Sadly, there is no provision to recover these funds even though the jobs they were intended to create have not materialized. The reality today is that billions of dollars have been lost and there is no plan to recover them.

The governor’s extreme tax cuts have also caused over $1 billion to be taken from the highway fund. Government officials have realized for decades the importance of an outstanding transportation system for economic growth and job creation. Yet, the Brownback administration has taken a billion dollars from the highway fund to make up for lost state income due to their extreme tax cuts.

Two other unintended consequences of this extreme plan need referencing. Revenue losses have caused irresponsible deficit spending and a budget shortfall currently forecasted at hundreds of millions of dollars. Also, the implementation of these tax cuts has been so hasty that the historically sound and balanced revenue streams have been shocked. New adverse ramifications are becoming obvious every day across the state, such as higher sales and property taxes.

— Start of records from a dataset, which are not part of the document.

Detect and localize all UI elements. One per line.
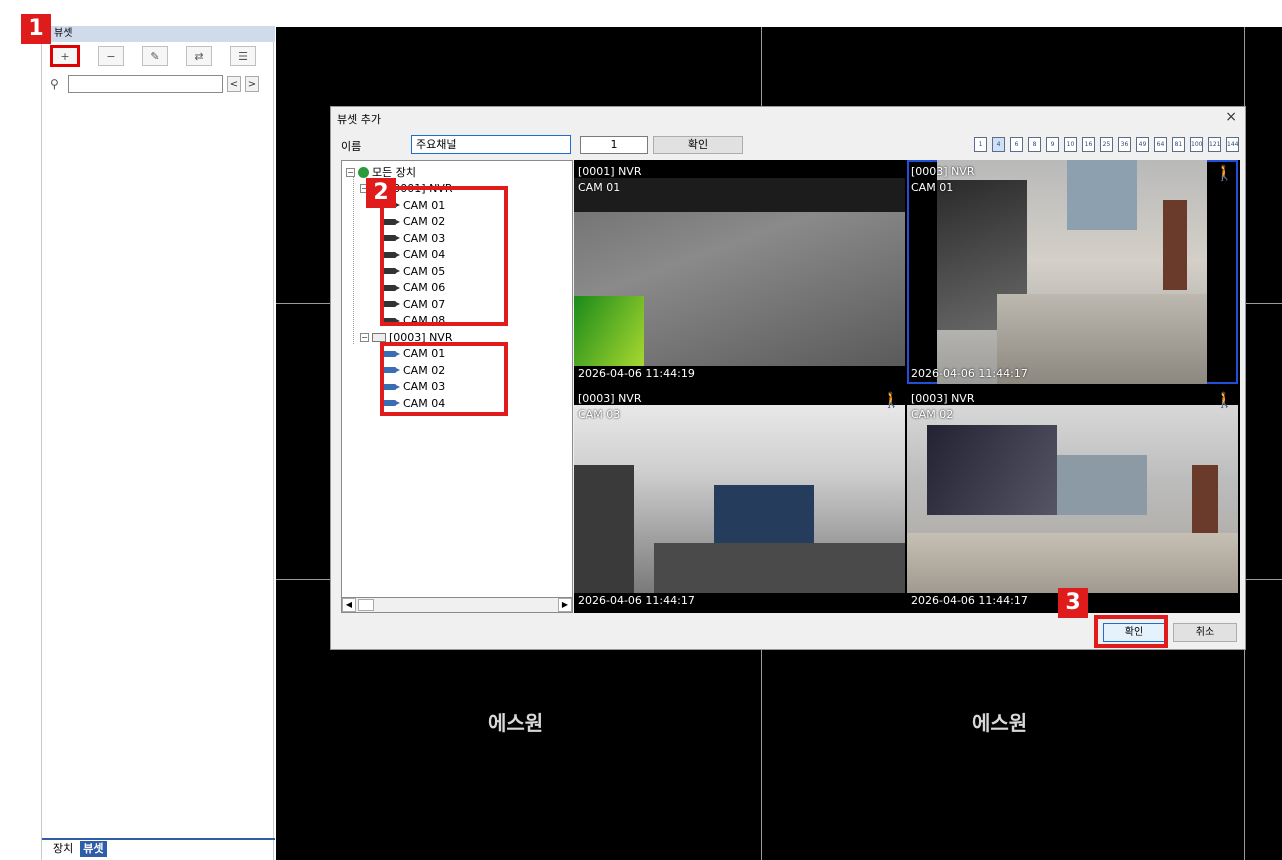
tile-timestamp: 2026-04-06 11:44:17 — [911, 594, 1028, 607]
camera-image — [907, 405, 1238, 593]
video-grid: [0001] NVR CAM 01 2026-04-06 11:44:19 [0003… — [574, 160, 1240, 613]
edit-viewset-button[interactable]: ✎ — [142, 46, 168, 66]
dialog-title: 뷰셋 추가 — [337, 113, 381, 126]
camera-image — [574, 465, 634, 593]
tile-timestamp: 2026-04-06 11:44:17 — [578, 594, 695, 607]
scroll-right-icon[interactable]: ▶ — [558, 598, 572, 612]
tile-nvr: [0003] NVR — [911, 165, 975, 178]
collapse-icon[interactable]: − — [360, 332, 369, 342]
prev-button[interactable]: < — [227, 76, 241, 92]
scroll-left-icon[interactable]: ◀ — [342, 598, 356, 612]
camera-image — [1057, 455, 1147, 515]
layout-100-icon[interactable]: 100 — [1190, 137, 1203, 152]
camera-image — [574, 405, 905, 593]
search-input[interactable] — [68, 75, 223, 93]
step-badge: 2 — [366, 178, 396, 208]
search-icon: ⚲ — [50, 77, 59, 91]
camera-tile[interactable]: [0003] NVR CAM 03 2026-04-06 11:44:17 🚶 — [574, 387, 905, 611]
nvr-icon — [372, 332, 386, 342]
highlight-box-cams-0003 — [380, 342, 508, 416]
camera-image — [1067, 160, 1137, 230]
layout-4-icon[interactable]: 4 — [992, 137, 1005, 152]
camera-image — [927, 425, 1057, 515]
tile-camera: CAM 03 — [578, 408, 621, 421]
number-field[interactable]: 1 — [580, 136, 648, 154]
layout-64-icon[interactable]: 64 — [1154, 137, 1167, 152]
close-icon[interactable]: × — [1225, 109, 1237, 125]
highlight-box-ok — [1094, 615, 1168, 648]
panel-tabs: 장치 뷰셋 — [42, 838, 275, 858]
confirm-name-button[interactable]: 확인 — [653, 136, 743, 154]
layout-8-icon[interactable]: 8 — [1028, 137, 1041, 152]
layout-10-icon[interactable]: 10 — [1064, 137, 1077, 152]
layout-49-icon[interactable]: 49 — [1136, 137, 1149, 152]
tile-timestamp: 2026-04-06 11:44:19 — [578, 367, 695, 380]
tile-nvr: [0003] NVR — [578, 392, 642, 405]
edit-icon: ✎ — [150, 49, 160, 63]
remove-viewset-button[interactable]: − — [98, 46, 124, 66]
tile-nvr: [0003] NVR — [911, 392, 975, 405]
tile-camera: CAM 01 — [911, 181, 954, 194]
list-viewset-button[interactable]: ☰ — [230, 46, 256, 66]
tab-devices[interactable]: 장치 — [50, 841, 76, 857]
tile-camera: CAM 01 — [578, 181, 621, 194]
scroll-thumb[interactable] — [358, 599, 374, 611]
tile-camera: CAM 02 — [911, 408, 954, 421]
viewset-panel: 뷰셋 + − ✎ ⇄ ☰ ⚲ < > 장치 뷰셋 — [41, 26, 275, 860]
step-badge: 1 — [21, 14, 51, 44]
wall-tile-label: 에스원 — [972, 711, 1028, 735]
cancel-button[interactable]: 취소 — [1173, 623, 1237, 642]
camera-image — [907, 533, 1238, 593]
motion-icon: 🚶 — [1215, 164, 1234, 182]
name-field[interactable]: 주요채널 — [411, 135, 571, 154]
tab-viewset[interactable]: 뷰셋 — [80, 841, 107, 857]
search-bar: ⚲ < > — [50, 75, 259, 93]
layout-36-icon[interactable]: 36 — [1118, 137, 1131, 152]
tile-label: [0003] NVR CAM 01 — [911, 164, 974, 196]
layout-6-icon[interactable]: 6 — [1010, 137, 1023, 152]
list-icon: ☰ — [238, 49, 248, 63]
tree-scrollbar[interactable]: ◀ ▶ — [341, 597, 573, 613]
tile-timestamp: 2026-04-06 11:44:17 — [911, 367, 1028, 380]
add-viewset-button[interactable]: + — [50, 45, 80, 67]
next-button[interactable]: > — [245, 76, 259, 92]
tree-guide-line — [353, 169, 354, 344]
link-icon: ⇄ — [194, 49, 204, 63]
globe-icon — [358, 167, 369, 178]
motion-icon: 🚶 — [882, 391, 901, 409]
highlight-box-cams-0001 — [380, 186, 508, 326]
tile-nvr: [0001] NVR — [578, 165, 642, 178]
camera-tile[interactable]: [0003] NVR CAM 02 2026-04-06 11:44:17 🚶 — [907, 387, 1238, 611]
collapse-icon[interactable]: − — [346, 168, 355, 177]
camera-image — [997, 294, 1207, 384]
camera-image — [654, 543, 905, 593]
camera-tile[interactable]: [0001] NVR CAM 01 2026-04-06 11:44:19 — [574, 160, 905, 384]
layout-144-icon[interactable]: 144 — [1226, 137, 1239, 152]
name-label: 이름 — [341, 140, 362, 153]
tile-label: [0003] NVR CAM 03 — [578, 391, 641, 423]
tile-label: [0003] NVR CAM 02 — [911, 391, 974, 423]
remove-icon: − — [106, 49, 116, 63]
camera-image — [574, 178, 905, 366]
layout-1-icon[interactable]: 1 — [974, 137, 987, 152]
step-badge: 3 — [1058, 588, 1088, 618]
wall-tile-label: 에스원 — [488, 711, 544, 735]
camera-tile[interactable]: [0003] NVR CAM 01 2026-04-06 11:44:17 🚶 — [907, 160, 1238, 384]
app-window: 뷰셋 + − ✎ ⇄ ☰ ⚲ < > 장치 뷰셋 에스원 에스원 뷰셋 추가 ×… — [0, 0, 1282, 860]
layout-25-icon[interactable]: 25 — [1100, 137, 1113, 152]
layout-81-icon[interactable]: 81 — [1172, 137, 1185, 152]
motion-icon: 🚶 — [1215, 391, 1234, 409]
add-icon: + — [60, 49, 70, 63]
layout-selector: 1 4 6 8 9 10 16 25 36 49 64 81 100 121 144 — [974, 137, 1239, 152]
panel-header: 뷰셋 — [42, 26, 275, 42]
layout-16-icon[interactable]: 16 — [1082, 137, 1095, 152]
camera-image — [1163, 200, 1187, 290]
layout-121-icon[interactable]: 121 — [1208, 137, 1221, 152]
link-viewset-button[interactable]: ⇄ — [186, 46, 212, 66]
camera-image — [937, 160, 1207, 384]
camera-image — [574, 296, 644, 366]
layout-9-icon[interactable]: 9 — [1046, 137, 1059, 152]
panel-toolbar: + − ✎ ⇄ ☰ — [42, 43, 275, 69]
tile-label: [0001] NVR CAM 01 — [578, 164, 641, 196]
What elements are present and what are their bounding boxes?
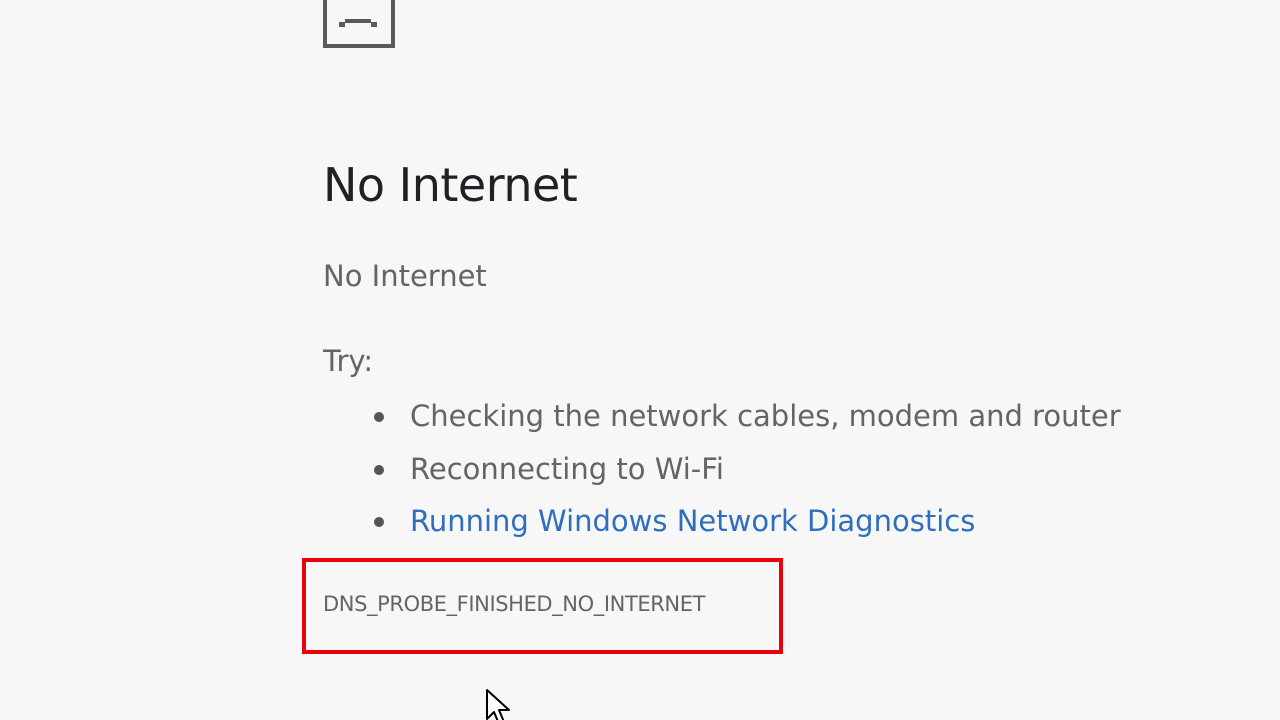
bullet-dot-icon [374,517,384,527]
network-diagnostics-link[interactable]: Running Windows Network Diagnostics [410,504,975,538]
error-page: No Internet No Internet Try: Checking th… [0,0,1280,720]
suggestion-text: Checking the network cables, modem and r… [410,399,1121,433]
suggestion-run-diagnostics: Running Windows Network Diagnostics [323,499,1121,552]
suggestion-text: Reconnecting to Wi-Fi [410,451,724,486]
error-subtitle: No Internet [323,259,487,293]
suggestion-check-cables: Checking the network cables, modem and r… [323,394,1121,447]
bullet-dot-icon [374,412,384,422]
try-label: Try: [323,344,374,378]
sad-page-icon [323,0,395,48]
mouse-pointer-icon [486,689,510,720]
error-code-highlight [302,558,783,654]
suggestions-list: Checking the network cables, modem and r… [323,394,1121,552]
suggestion-reconnect-wifi: Reconnecting to Wi-Fi [323,447,1121,500]
page-title: No Internet [323,158,578,212]
bullet-dot-icon [374,464,384,475]
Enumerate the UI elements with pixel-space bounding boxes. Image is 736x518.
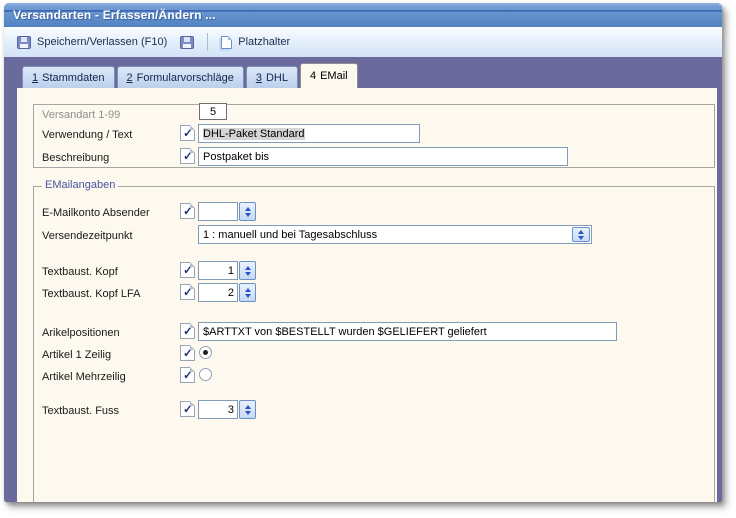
down-arrow-icon — [245, 411, 251, 415]
tab-dhl[interactable]: 3 DHL — [246, 66, 298, 88]
up-arrow-icon — [245, 405, 251, 409]
textbaust-kopf-spinner: 1 — [198, 261, 256, 280]
textbaust-kopf-lfa-spinner: 2 — [198, 283, 256, 302]
versendezeitpunkt-value: 1 : manuell und bei Tagesabschluss — [203, 229, 377, 241]
emailangaben-group-title: EMailangaben — [42, 179, 118, 191]
artikelpositionen-label: Arikelpositionen — [42, 327, 120, 339]
textbaust-fuss-spin-button[interactable] — [239, 400, 256, 419]
tab-label: Formularvorschläge — [137, 72, 234, 84]
save-button[interactable] — [175, 33, 199, 52]
emailkonto-spin-button[interactable] — [239, 202, 256, 221]
emailkonto-input[interactable] — [198, 202, 238, 221]
up-arrow-icon — [245, 288, 251, 292]
down-arrow-icon — [245, 294, 251, 298]
verwendung-label: Verwendung / Text — [42, 129, 132, 141]
artikel-mehrzeilig-radio[interactable] — [199, 368, 212, 381]
emailkonto-check-toggle[interactable] — [180, 203, 195, 219]
app-window: Versandarten - Erfassen/Ändern ... Speic… — [4, 3, 722, 502]
textbaust-fuss-spinner: 3 — [198, 400, 256, 419]
textbaust-fuss-label: Textbaust. Fuss — [42, 405, 119, 417]
toolbar-separator — [207, 33, 208, 51]
down-arrow-icon — [245, 272, 251, 276]
down-arrow-icon — [245, 213, 251, 217]
versandart-label: Versandart 1-99 — [42, 109, 120, 121]
textbaust-kopf-check-toggle[interactable] — [180, 262, 195, 278]
down-arrow-icon — [578, 236, 584, 240]
versandart-input[interactable]: 5 — [199, 103, 227, 120]
up-arrow-icon — [245, 266, 251, 270]
verwendung-check-toggle[interactable] — [180, 125, 195, 141]
artikel-einzeilig-radio[interactable] — [199, 346, 212, 359]
artikel-mehrzeilig-check-toggle[interactable] — [180, 367, 195, 383]
tab-stammdaten[interactable]: 1 Stammdaten — [22, 66, 115, 88]
beschreibung-check-toggle[interactable] — [180, 148, 195, 164]
tab-accelerator: 3 — [256, 72, 262, 84]
emailkonto-spinner — [198, 202, 256, 221]
desktop-background: Versandarten - Erfassen/Ändern ... Speic… — [0, 0, 736, 518]
textbaust-fuss-check-toggle[interactable] — [180, 401, 195, 417]
save-icon — [180, 36, 194, 49]
textbaust-kopf-lfa-spin-button[interactable] — [239, 283, 256, 302]
tab-email[interactable]: 4 EMail — [300, 63, 358, 88]
versendezeitpunkt-dropdown-button[interactable] — [572, 227, 590, 242]
placeholder-page-icon — [221, 36, 232, 49]
tab-label: EMail — [320, 70, 348, 82]
tab-bar: 1 Stammdaten 2 Formularvorschläge 3 DHL 4 EM… — [17, 57, 717, 88]
textbaust-kopf-input[interactable]: 1 — [198, 261, 238, 280]
emailkonto-label: E-Mailkonto Absender — [42, 207, 150, 219]
tab-page-frame: 1 Stammdaten 2 Formularvorschläge 3 DHL 4 EM… — [4, 57, 722, 502]
verwendung-value: DHL-Paket Standard — [203, 128, 305, 140]
artikel-einzeilig-label: Artikel 1 Zeilig — [42, 349, 111, 361]
textbaust-kopf-lfa-label: Textbaust. Kopf LFA — [42, 288, 140, 300]
textbaust-kopf-spin-button[interactable] — [239, 261, 256, 280]
beschreibung-input[interactable]: Postpaket bis — [198, 147, 568, 166]
tab-accelerator: 4 — [310, 70, 316, 82]
textbaust-kopf-lfa-check-toggle[interactable] — [180, 284, 195, 300]
up-arrow-icon — [578, 230, 584, 234]
save-icon — [17, 36, 31, 49]
window-title: Versandarten - Erfassen/Ändern ... — [13, 8, 216, 22]
save-exit-button[interactable]: Speichern/Verlassen (F10) — [12, 33, 172, 52]
artikel-mehrzeilig-label: Artikel Mehrzeilig — [42, 371, 126, 383]
artikelpositionen-value: $ARTTXT von $BESTELLT wurden $GELIEFERT … — [203, 326, 487, 338]
artikelpositionen-input[interactable]: $ARTTXT von $BESTELLT wurden $GELIEFERT … — [198, 322, 617, 341]
textbaust-fuss-input[interactable]: 3 — [198, 400, 238, 419]
tab-label: Stammdaten — [42, 72, 104, 84]
up-arrow-icon — [245, 207, 251, 211]
artikelpositionen-check-toggle[interactable] — [180, 323, 195, 339]
artikel-einzeilig-check-toggle[interactable] — [180, 345, 195, 361]
tab-accelerator: 2 — [127, 72, 133, 84]
verwendung-input[interactable]: DHL-Paket Standard — [198, 124, 420, 143]
beschreibung-label: Beschreibung — [42, 152, 109, 164]
tab-label: DHL — [266, 72, 288, 84]
save-exit-label: Speichern/Verlassen (F10) — [37, 36, 167, 48]
textbaust-kopf-label: Textbaust. Kopf — [42, 266, 118, 278]
placeholder-label: Platzhalter — [238, 36, 290, 48]
versendezeitpunkt-select[interactable]: 1 : manuell und bei Tagesabschluss — [198, 225, 592, 244]
tab-formularvorschlaege[interactable]: 2 Formularvorschläge — [117, 66, 244, 88]
versendezeitpunkt-label: Versendezeitpunkt — [42, 230, 133, 242]
tab-accelerator: 1 — [32, 72, 38, 84]
window-title-bar[interactable]: Versandarten - Erfassen/Ändern ... — [4, 3, 722, 27]
tab-email-content: Versandart 1-99 5 Verwendung / Text DHL-… — [17, 88, 717, 502]
textbaust-kopf-lfa-input[interactable]: 2 — [198, 283, 238, 302]
beschreibung-value: Postpaket bis — [203, 151, 269, 163]
placeholder-button[interactable]: Platzhalter — [216, 33, 295, 52]
toolbar: Speichern/Verlassen (F10) Platzhalter — [4, 27, 722, 57]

If you are elected governor, it is to be expected that your policies will be enacted. That was the case when the governor implemented his extreme tax cut plan. It has not worked and it will not work.

Economic growth and job creation are not partisan issues. The people of Kansas expect their elected leaders to work together to ensure good jobs are created and Kansans are qualified for them. We urge Gov. Brownback and the Legislature to move away from an experimental and extreme tax policy. They must return to the proven economic growth principles of a balanced tax policy, a strong educational system that qualifies individuals for good jobs and a strong infrastructure. Kansans deserve no less.

Gary Sherrer is a former Republican Kansas lieutenant governor, serving from 1996 to 2003, under Gov. Bill Graves. John Moore is a former Democratic Kansas lieutenant governor, serving from 2003 to 2007, under Gov. Kathleen Sebelius.